The main purpose of worm.exe is to profile wireless networks. Then it would go through each Wi-Fi network to identify their SSID, signal, encryption and authentication methods. After which, the malware will begin to connect to each of the network by brute forcing the passwords.

Once the malware gains access into the network, it will make a request to its command and control (C2) server and establishes a connection to the Wi-Fi network. Next, it will attempt to brute-force the passwords for all users on the newly-infected network. If the brute force is successful and the malware gains access into the device, worm.exe will install the service.exe onto the device.

Finally, once service.exe is installed onto the infected device, it will communicate back to the C2 server and then begin dropping the embedded Emotet executable. The whole spreading and infection process will repeat again in an attempt to infect as many devices as possible.

How do you protect your devices from Emotet?

In order to prevent Emotet from using the Wi-Fi spreading capability and infect connected devices, it is recommended that wireless networks are secured using longer and more complex passwords.

Preventing infection by Emotet is only one part of the solution. Active monitoring of endpoints for new installation of services and subsequent investigation of suspicious services or processes running from temporary folders and application data folders within user profile is equally important. This way, Emotet and its associated malwares can be identify early and be eliminated before they cause any further damage to the rest of the systems.
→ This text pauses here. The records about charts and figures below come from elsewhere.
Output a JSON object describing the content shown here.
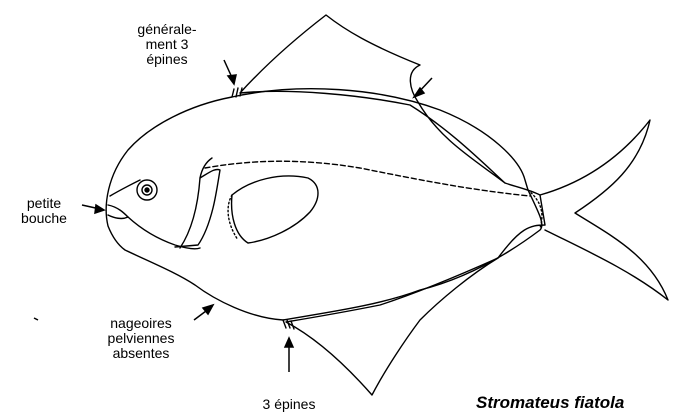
{
  "labels": {
    "spines_dorsal": [
      "générale-",
      "ment 3",
      "épines"
    ],
    "mouth": [
      "petite",
      "bouche"
    ],
    "pelvic": [
      "nageoires",
      "pelviennes",
      "absentes"
    ],
    "spines_anal": "3 épines"
  },
  "species": "Stromateus fiatola",
  "icons": {
    "fish": "pomfret-fish-outline",
    "arrows": "pointer-arrow"
  },
  "colors": {
    "line": "#000000",
    "background": "#ffffff"
  }
}
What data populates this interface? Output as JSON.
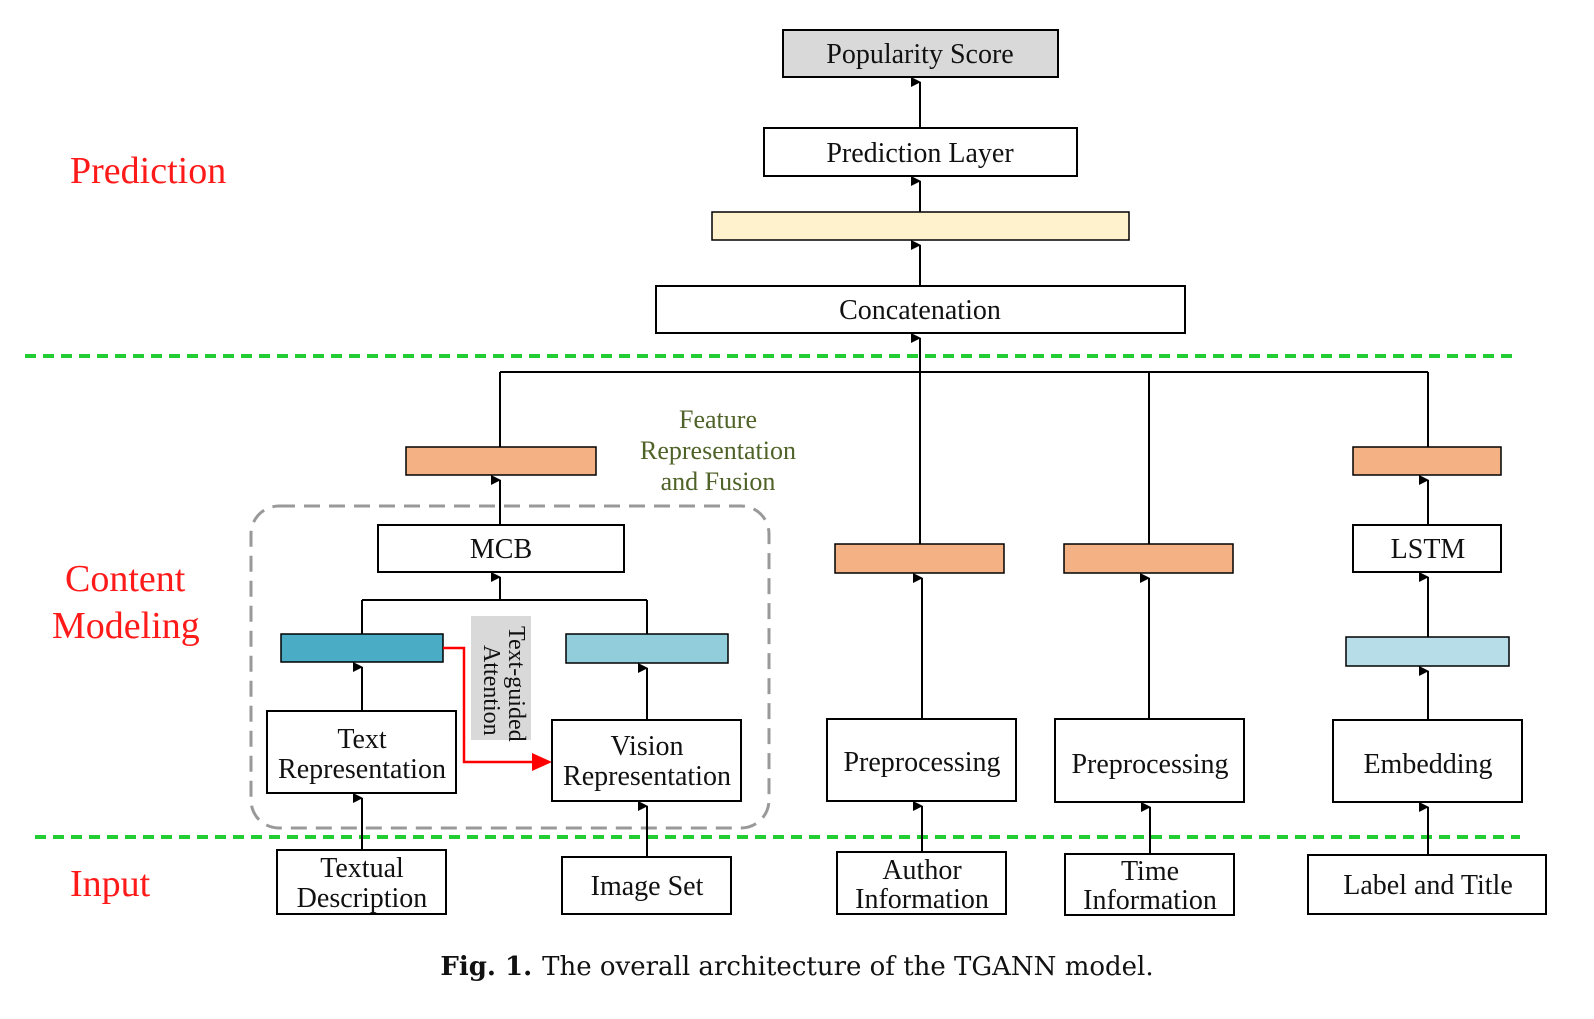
{
  "stages": {
    "prediction": "Prediction",
    "content_modeling_line1": "Content",
    "content_modeling_line2": "Modeling",
    "input": "Input"
  },
  "nodes": {
    "popularity_score": "Popularity Score",
    "prediction_layer": "Prediction  Layer",
    "concatenation": "Concatenation",
    "mcb": "MCB",
    "lstm": "LSTM",
    "text_representation_line1": "Text",
    "text_representation_line2": "Representation",
    "vision_representation_line1": "Vision",
    "vision_representation_line2": "Representation",
    "preprocessing_author": "Preprocessing",
    "preprocessing_time": "Preprocessing",
    "embedding": "Embedding",
    "textual_description_line1": "Textual",
    "textual_description_line2": "Description",
    "image_set": "Image Set",
    "author_information_line1": "Author",
    "author_information_line2": "Information",
    "time_information_line1": "Time",
    "time_information_line2": "Information",
    "label_and_title": "Label and Title"
  },
  "annotations": {
    "feature_fusion_line1": "Feature",
    "feature_fusion_line2": "Representation",
    "feature_fusion_line3": "and Fusion",
    "text_guided_line1": "Text-guided",
    "text_guided_line2": "Attention"
  },
  "caption": {
    "label": "Fig. 1.",
    "text": "The overall architecture of the TGANN model."
  },
  "colors": {
    "stage_label": "#ff1a1a",
    "fusion_label": "#4f6228",
    "separator": "#22cc33",
    "gray_fill": "#d9d9d9",
    "yellow_fill": "#fff2cc",
    "orange_fill": "#f4b183",
    "dark_teal": "#4bacc6",
    "light_teal": "#92cddc",
    "light_blue": "#b7dde8",
    "attention_arrow": "#ff0000"
  }
}
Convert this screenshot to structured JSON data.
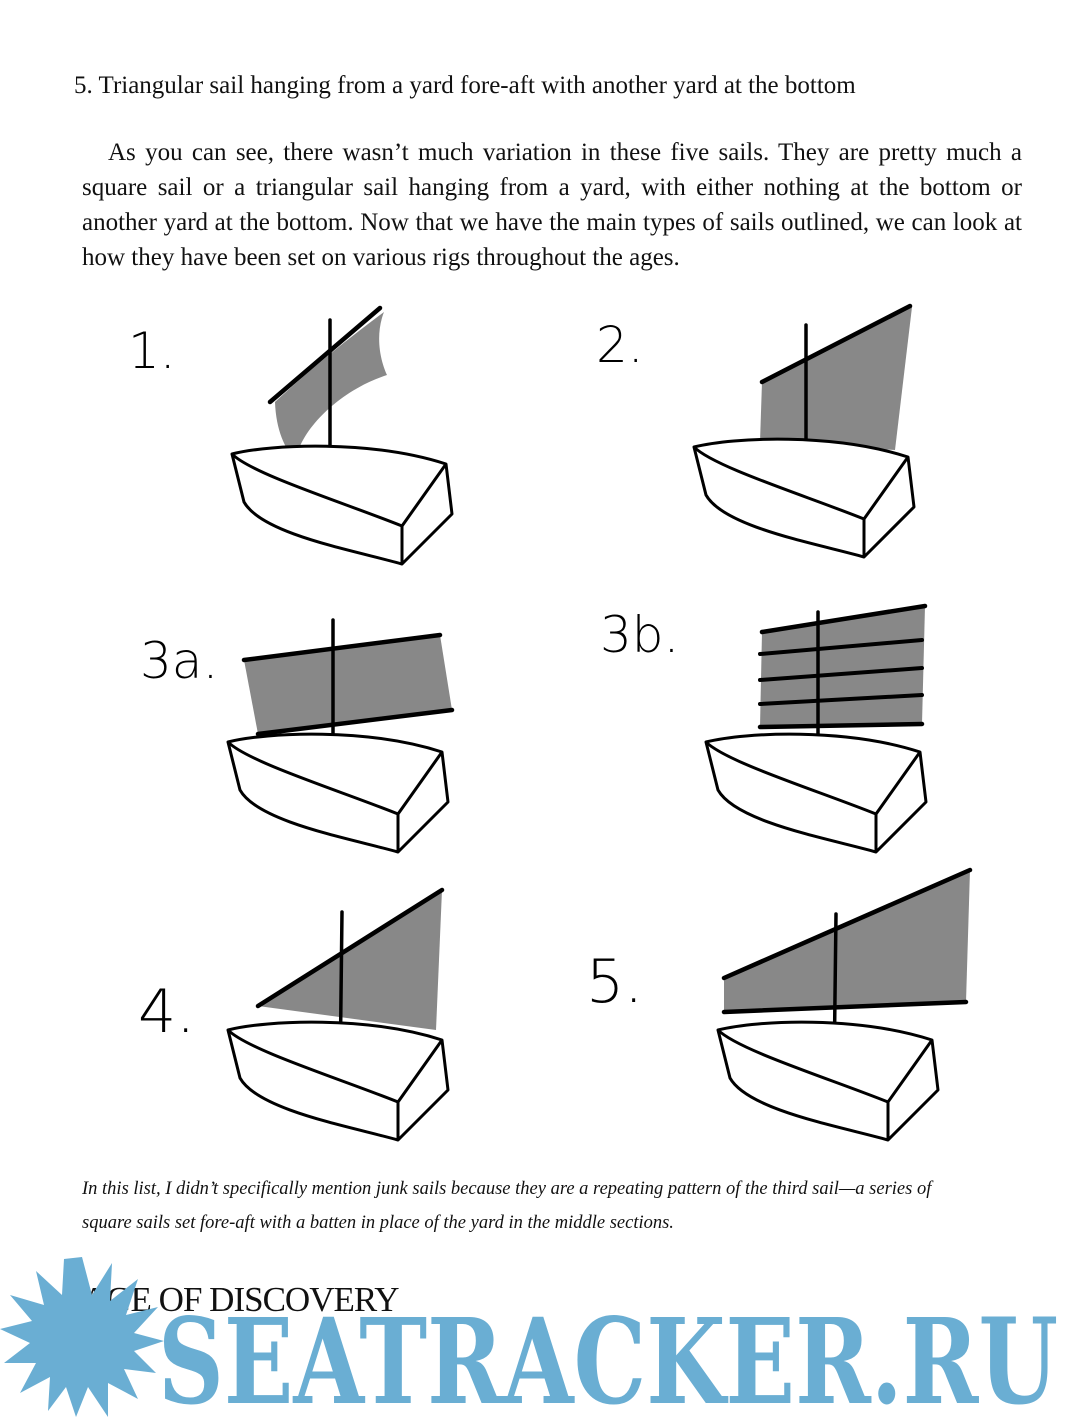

Furthermore, computers and endpoints should be kept up-to-date with the latest software patches to eliminate as many vulnerabilities in the system as possible. This will prevent the other malwares associated with Emotet infection such as TrickBot from exploiting these said vulnerabilities.

Last but not least, it is important to be aware not to download or open any suspicious attachments or links respectively. This way, Emotet will not be able to gain any initial foothold in the system or network.